OLEDs under 40" aren't TVs and almost all OLED monitors target revenue generating use-cases and are priced to match.

LG sells several 48" OLED TVs. To get the equivalent of 30" distance to a 27" monitor (about 48 degrees FOV), you need to be about 4.5 feet away from a 48" screen.

I just mounted mine to the wall, and the back of the desk is about a foot off the wall.

LG is also introducing a 42” OLED this year - which I am very tempted by [0].

[0] - https://tftcentral.co.uk/news/lg-c2-oled-tv-line-up-for-2022...

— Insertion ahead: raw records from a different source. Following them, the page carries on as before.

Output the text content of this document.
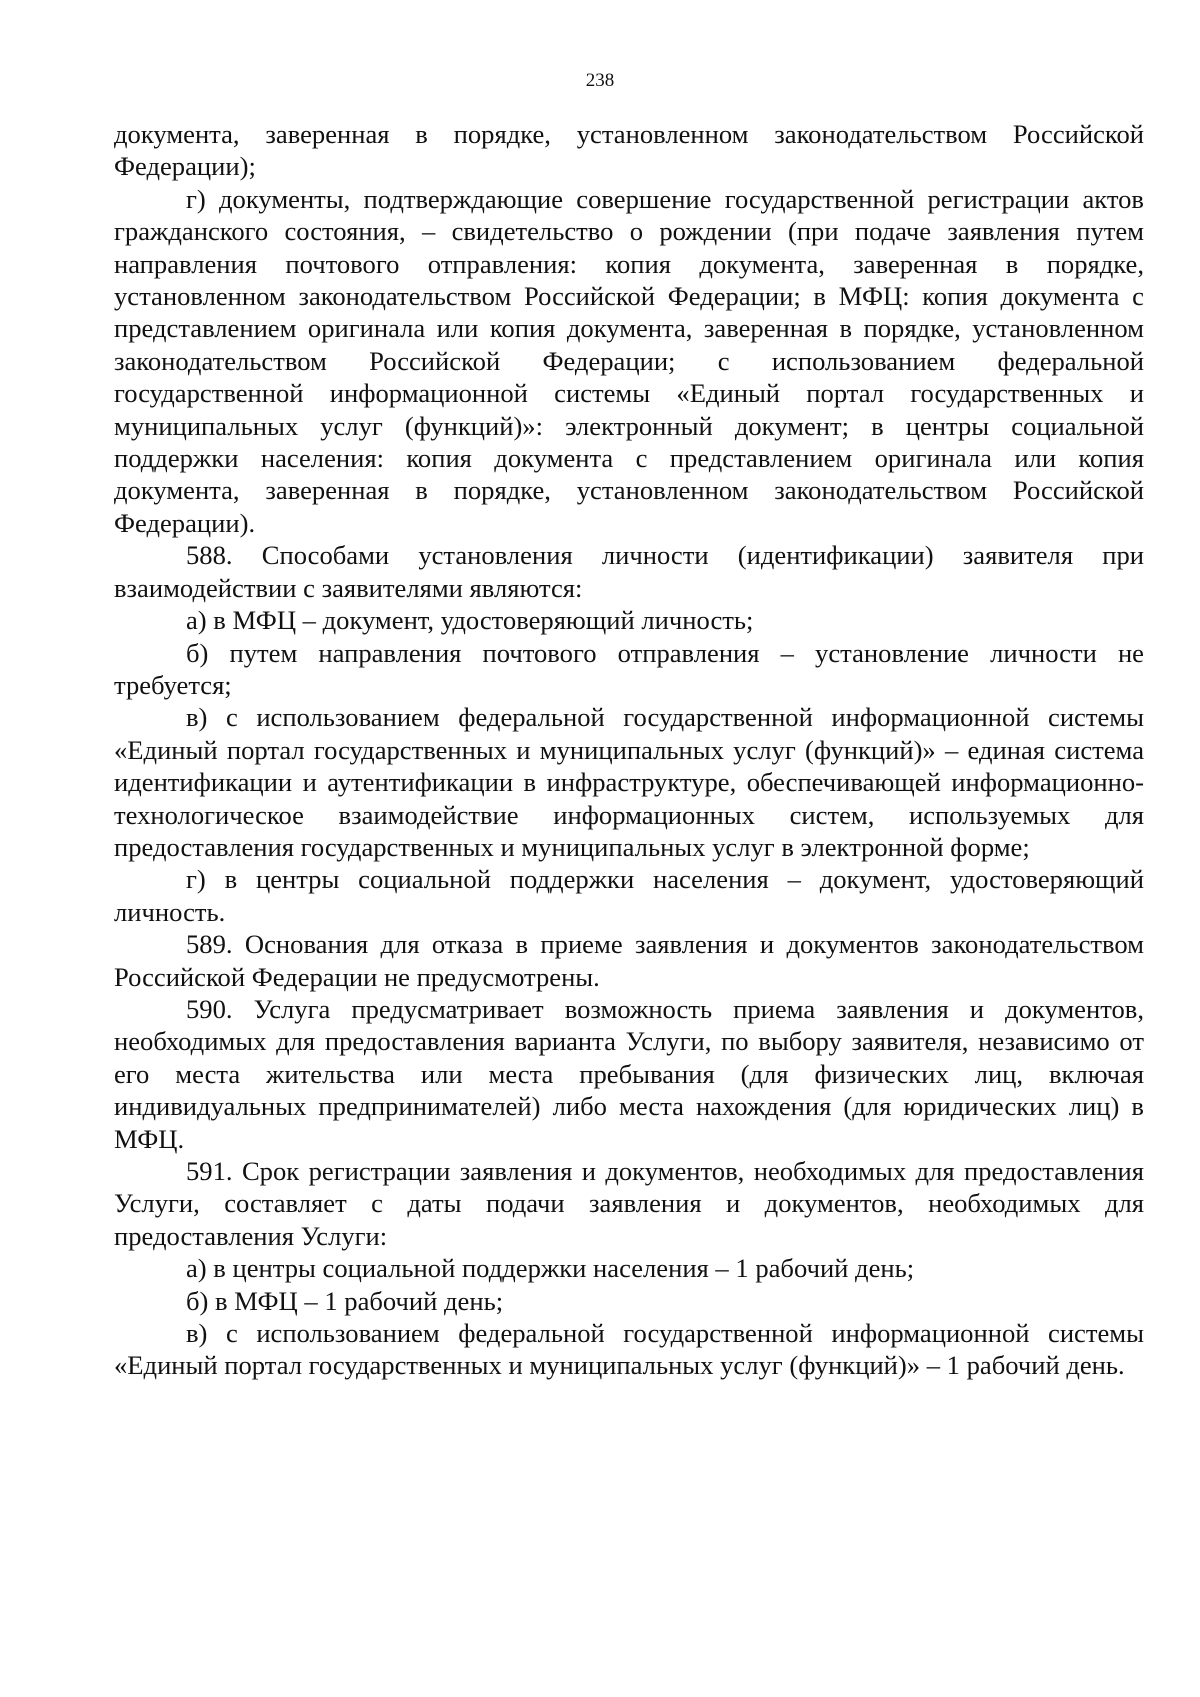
238

документа, заверенная в порядке, установленном законодательством Российской Федерации);

г) документы, подтверждающие совершение государственной регистрации актов гражданского состояния, – свидетельство о рождении (при подаче заявления путем направления почтового отправления: копия документа, заверенная в порядке, установленном законодательством Российской Федерации; в МФЦ: копия документа с представлением оригинала или копия документа, заверенная в порядке, установленном законодательством Российской Федерации; с использованием федеральной государственной информационной системы «Единый портал государственных и муниципальных услуг (функций)»: электронный документ; в центры социальной поддержки населения: копия документа с представлением оригинала или копия документа, заверенная в порядке, установленном законодательством Российской Федерации).

588. Способами установления личности (идентификации) заявителя при взаимодействии с заявителями являются:

а) в МФЦ – документ, удостоверяющий личность;

б) путем направления почтового отправления – установление личности не требуется;

в) с использованием федеральной государственной информационной системы «Единый портал государственных и муниципальных услуг (функций)» – единая система идентификации и аутентификации в инфраструктуре, обеспечивающей информационно-технологическое взаимодействие информационных систем, используемых для предоставления государственных и муниципальных услуг в электронной форме;

г) в центры социальной поддержки населения – документ, удостоверяющий личность.

589. Основания для отказа в приеме заявления и документов законодательством Российской Федерации не предусмотрены.

590. Услуга предусматривает возможность приема заявления и документов, необходимых для предоставления варианта Услуги, по выбору заявителя, независимо от его места жительства или места пребывания (для физических лиц, включая индивидуальных предпринимателей) либо места нахождения (для юридических лиц) в МФЦ.

591. Срок регистрации заявления и документов, необходимых для предоставления Услуги, составляет с даты подачи заявления и документов, необходимых для предоставления Услуги:

а) в центры социальной поддержки населения – 1 рабочий день;

б) в МФЦ – 1 рабочий день;

в) с использованием федеральной государственной информационной системы «Единый портал государственных и муниципальных услуг (функций)» – 1 рабочий день.
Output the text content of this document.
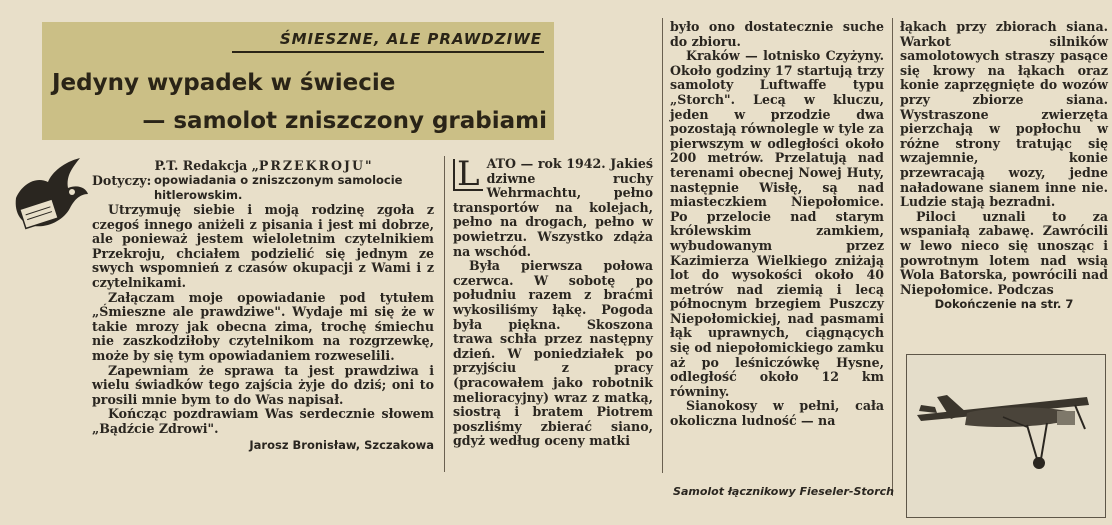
ŚMIESZNE, ALE PRAWDZIWE
Jedyny wypadek w świecie
— samolot zniszczony grabiami
P.T. Redakcja „ PRZEKROJU "
Dotyczy: opowiadania o zniszczonym samolocie hitlerowskim.

Utrzymuję siebie i moją rodzinę zgoła z czegoś innego aniżeli z pisania i jest mi dobrze, ale ponieważ jestem wieloletnim czytelnikiem Przekroju, chciałem podzielić się jednym ze swych wspomnień z czasów okupacji z Wami i z czytelnikami.

Załączam moje opowiadanie pod tytułem „Śmieszne ale prawdziwe". Wydaje mi się że w takie mrozy jak obecna zima, trochę śmiechu nie zaszkodziłoby czytelnikom na rozgrzewkę, może by się tym opowiadaniem rozweselili.

Zapewniam że sprawa ta jest prawdziwa i wielu świadków tego zajścia żyje do dziś; oni to prosili mnie bym to do Was napisał.

Kończąc pozdrawiam Was serdecznie słowem „Bądźcie Zdrowi".

Jarosz Bronisław, Szczakowa

L ATO — rok 1942. Jakieś dziwne ruchy Wehrmachtu, pełno transportów na kolejach, pełno na drogach, pełno w powietrzu. Wszystko zdąża na wschód.

Była pierwsza połowa czerwca. W sobotę po południu razem z braćmi wykosiliśmy łąkę. Pogoda była piękna. Skoszona trawa schła przez następny dzień. W poniedziałek po przyjściu z pracy (pracowałem jako robotnik melioracyjny) wraz z matką, siostrą i bratem Piotrem poszliśmy zbierać siano, gdyż według oceny matki

było ono dostatecznie suche do zbioru.

Kraków — lotnisko Czyżyny. Około godziny 17 startują trzy samoloty Luftwaffe typu „Storch". Lecą w kluczu, jeden w przodzie dwa pozostają równolegle w tyle za pierwszym w odległości około 200 metrów. Przelatują nad terenami obecnej Nowej Huty, następnie Wisłę, są nad miasteczkiem Niepołomice. Po przelocie nad starym królewskim zamkiem, wybudowanym przez Kazimierza Wielkiego zniżają lot do wysokości około 40 metrów nad ziemią i lecą północnym brzegiem Puszczy Niepołomickiej, nad pasmami łąk uprawnych, ciągnących się od niepołomickiego zamku aż po leśniczówkę Hysne, odległość około 12 km równiny.

Sianokosy w pełni, cała okoliczna ludność — na

łąkach przy zbiorach siana. Warkot silników samolotowych straszy pasące się krowy na łąkach oraz konie zaprzęgnięte do wozów przy zbiorze siana. Wystraszone zwierzęta pierzchają w popłochu w różne strony tratując się wzajemnie, konie przewracają wozy, jedne naładowane sianem inne nie. Ludzie stają bezradni.

Piloci uznali to za wspaniałą zabawę. Zawrócili w lewo nieco się unosząc i powrotnym lotem nad wsią Wola Batorska, powrócili nad Niepołomice. Podczas

Dokończenie na str. 7

Samolot łącznikowy Fieseler-Storch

I have the Gigabyte FO48U, which uses the same panel as the 48" LG C1, and... it's a beautiful TV. That's what I wound up using it for, because I couldn't stand it as a monitor and went back to my old 27". Image retention is still a real factor for computer use, and maximizing a mostly-white window results in this incredibly jarring transition from a screen that's almost uncomfortably bright to one that's too dim.
Playing FPS is office use? Are you a game developer? :-)
What brand/model are you using?
I have a 49" curved Samsung 8500. It isn't the newest technology anymore.

When a curved 42"-50" 16:9 OLED comes out, I'll be the first in line.

I really enjoy the 49" ultra-wide curved form factor Samsung has pioneered and is on the second generation of.